Carmel has exhibited her work nationally at The Drawing Center, NY; the Wexner Center for the Arts, Columbus; and the Weston Art Gallery, Cincinnati. She has shown internationally at venues including the Economist Building, London, and the Center For Recent Drawing, London, England. She has been the recipient of a New York Foundation for the Arts Sculpture Award and an Ohio Arts Council Individual Artist Award.
Naomi Beckwith
Naomi Beckwith (born 1976) has been a curator at the Museum of Contemporary Art, Chicago since 2011. Prior to MCA, Beckwith was an associate curator at The Studio Museum in Harlem. Preceding her tenure at the Studio Museum, Beckwith was the Whitney Lauder Curatorial Fellow at the Institute of Contemporary Art, Philadelphia, where she worked on numerous exhibitions including Locally Localized Gravity (2007), an exhibition and program of events presented by more than 100 artists whose practices are social, participatory, and communal. Beckwith has also been the BAMart project coordinator at the Brooklyn Academy of Music and a guest blogger for Art:21. She has curated and co-curated exhibitions at New York alternative spaces Recess Activities, Cuchifritos, and Artists Space.
May Sun
May Sun (born 1954) is a Los Angeles-based artist who works in sculpture, mixed media, photography and installation.
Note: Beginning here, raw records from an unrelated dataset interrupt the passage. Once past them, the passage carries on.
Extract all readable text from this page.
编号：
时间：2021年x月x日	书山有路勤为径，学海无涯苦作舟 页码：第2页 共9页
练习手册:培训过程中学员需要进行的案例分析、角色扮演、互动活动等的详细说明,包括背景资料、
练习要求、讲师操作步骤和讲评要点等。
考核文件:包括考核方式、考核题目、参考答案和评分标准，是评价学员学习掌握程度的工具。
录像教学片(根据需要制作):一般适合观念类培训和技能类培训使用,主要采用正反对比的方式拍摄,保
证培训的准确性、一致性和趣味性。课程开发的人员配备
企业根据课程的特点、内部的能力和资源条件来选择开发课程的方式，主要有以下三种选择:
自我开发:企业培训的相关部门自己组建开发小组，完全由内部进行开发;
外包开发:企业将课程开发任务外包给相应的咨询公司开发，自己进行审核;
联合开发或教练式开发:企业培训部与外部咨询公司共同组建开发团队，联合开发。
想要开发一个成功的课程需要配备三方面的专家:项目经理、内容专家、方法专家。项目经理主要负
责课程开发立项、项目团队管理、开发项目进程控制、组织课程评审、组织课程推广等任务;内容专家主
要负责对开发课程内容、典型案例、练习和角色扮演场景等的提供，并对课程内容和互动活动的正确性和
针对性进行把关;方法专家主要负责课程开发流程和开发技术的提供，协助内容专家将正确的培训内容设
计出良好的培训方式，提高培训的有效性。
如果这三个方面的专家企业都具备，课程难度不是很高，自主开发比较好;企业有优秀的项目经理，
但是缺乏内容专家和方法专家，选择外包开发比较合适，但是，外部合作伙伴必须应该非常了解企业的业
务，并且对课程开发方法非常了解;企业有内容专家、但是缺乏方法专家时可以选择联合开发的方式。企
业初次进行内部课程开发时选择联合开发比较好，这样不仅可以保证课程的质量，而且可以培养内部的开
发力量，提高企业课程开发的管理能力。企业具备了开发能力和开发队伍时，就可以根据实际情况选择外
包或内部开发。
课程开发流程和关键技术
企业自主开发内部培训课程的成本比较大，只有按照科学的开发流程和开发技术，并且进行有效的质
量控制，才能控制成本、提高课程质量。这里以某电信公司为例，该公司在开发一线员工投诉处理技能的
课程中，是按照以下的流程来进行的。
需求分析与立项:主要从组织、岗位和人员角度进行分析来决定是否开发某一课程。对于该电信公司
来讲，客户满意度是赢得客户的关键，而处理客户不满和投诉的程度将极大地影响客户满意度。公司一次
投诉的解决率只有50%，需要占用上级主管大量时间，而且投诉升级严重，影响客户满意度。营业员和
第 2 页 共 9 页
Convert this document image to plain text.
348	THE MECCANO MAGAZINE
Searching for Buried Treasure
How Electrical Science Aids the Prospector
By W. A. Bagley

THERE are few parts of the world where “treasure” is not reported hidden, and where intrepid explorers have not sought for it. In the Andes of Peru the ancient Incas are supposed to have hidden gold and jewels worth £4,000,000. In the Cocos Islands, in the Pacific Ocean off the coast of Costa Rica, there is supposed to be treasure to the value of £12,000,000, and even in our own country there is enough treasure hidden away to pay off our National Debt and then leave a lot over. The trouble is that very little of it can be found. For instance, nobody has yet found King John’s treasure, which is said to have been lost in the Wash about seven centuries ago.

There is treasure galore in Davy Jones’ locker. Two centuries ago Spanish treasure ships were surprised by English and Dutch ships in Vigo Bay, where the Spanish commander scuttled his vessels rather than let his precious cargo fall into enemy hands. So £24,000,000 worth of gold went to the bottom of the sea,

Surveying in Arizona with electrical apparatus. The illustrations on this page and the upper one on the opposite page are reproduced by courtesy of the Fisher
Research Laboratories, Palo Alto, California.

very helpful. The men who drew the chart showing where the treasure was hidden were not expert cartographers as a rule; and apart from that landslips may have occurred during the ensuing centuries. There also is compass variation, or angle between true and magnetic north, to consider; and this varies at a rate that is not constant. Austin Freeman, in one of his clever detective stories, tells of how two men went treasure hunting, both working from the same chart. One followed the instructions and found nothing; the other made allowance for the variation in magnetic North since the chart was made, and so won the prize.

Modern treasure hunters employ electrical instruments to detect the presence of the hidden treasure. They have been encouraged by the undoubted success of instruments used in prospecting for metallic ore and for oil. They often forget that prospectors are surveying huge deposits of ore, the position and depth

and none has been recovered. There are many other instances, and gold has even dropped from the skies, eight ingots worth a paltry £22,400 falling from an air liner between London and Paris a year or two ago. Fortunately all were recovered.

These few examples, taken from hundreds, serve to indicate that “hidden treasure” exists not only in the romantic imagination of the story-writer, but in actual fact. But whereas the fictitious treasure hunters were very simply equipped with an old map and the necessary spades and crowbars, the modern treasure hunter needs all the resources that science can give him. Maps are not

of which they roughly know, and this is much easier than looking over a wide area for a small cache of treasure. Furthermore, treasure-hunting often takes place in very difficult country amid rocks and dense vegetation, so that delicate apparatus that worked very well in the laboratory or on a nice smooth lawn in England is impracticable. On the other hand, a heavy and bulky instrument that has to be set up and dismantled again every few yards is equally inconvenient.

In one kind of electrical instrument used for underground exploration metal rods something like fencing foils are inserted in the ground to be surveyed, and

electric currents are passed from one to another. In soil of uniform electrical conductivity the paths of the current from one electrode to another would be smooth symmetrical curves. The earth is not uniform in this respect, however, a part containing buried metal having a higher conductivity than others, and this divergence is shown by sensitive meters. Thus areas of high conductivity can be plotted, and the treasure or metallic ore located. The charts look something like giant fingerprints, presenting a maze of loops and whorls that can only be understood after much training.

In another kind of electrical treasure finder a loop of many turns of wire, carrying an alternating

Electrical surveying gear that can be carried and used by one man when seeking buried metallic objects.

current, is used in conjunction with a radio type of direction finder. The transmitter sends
Her work has been exhibited nationally and internationally. She was born in Shanghai, China, moved to Hong Kong at the age of two with her family and immigrated to the United States in 1971 to attend the University of San Diego. May Sun often refers to aspects of her Chinese heritage in her work, which consistently crosses cultural and political boundaries as well as the boundaries traditionally separating art forms and disciplines.
Clifford Owens
Clifford Owens (Baltimore, MD, 1971, lives in New York) has exhibited internationally. His solo shows include Home, Manchester, England (2014), the Contemporary Arts Museum Houston (2011). His group exhibitions include "Radical Presence: Black Performance in Contemporary Art" at the Contemporary Arts Museum Houston (2012), "Greater New York 2005" at MoMA PS1 (2005), "Freestyle" at The Studio Museum in Harlem (2001), and the traveling exhibition "Performance Now" (201314). This fall, his new performance-based project, "A Forum for Performance Art," will premiere at the Brooklyn Academy of Music. Clifford has received numerous grants and fellowships including the William H. Johnson Prize, Art Matters Grant, a Louis Tiffany Comfort Award, New York Foundation for the Arts Fellowship, and the New York Community Trust.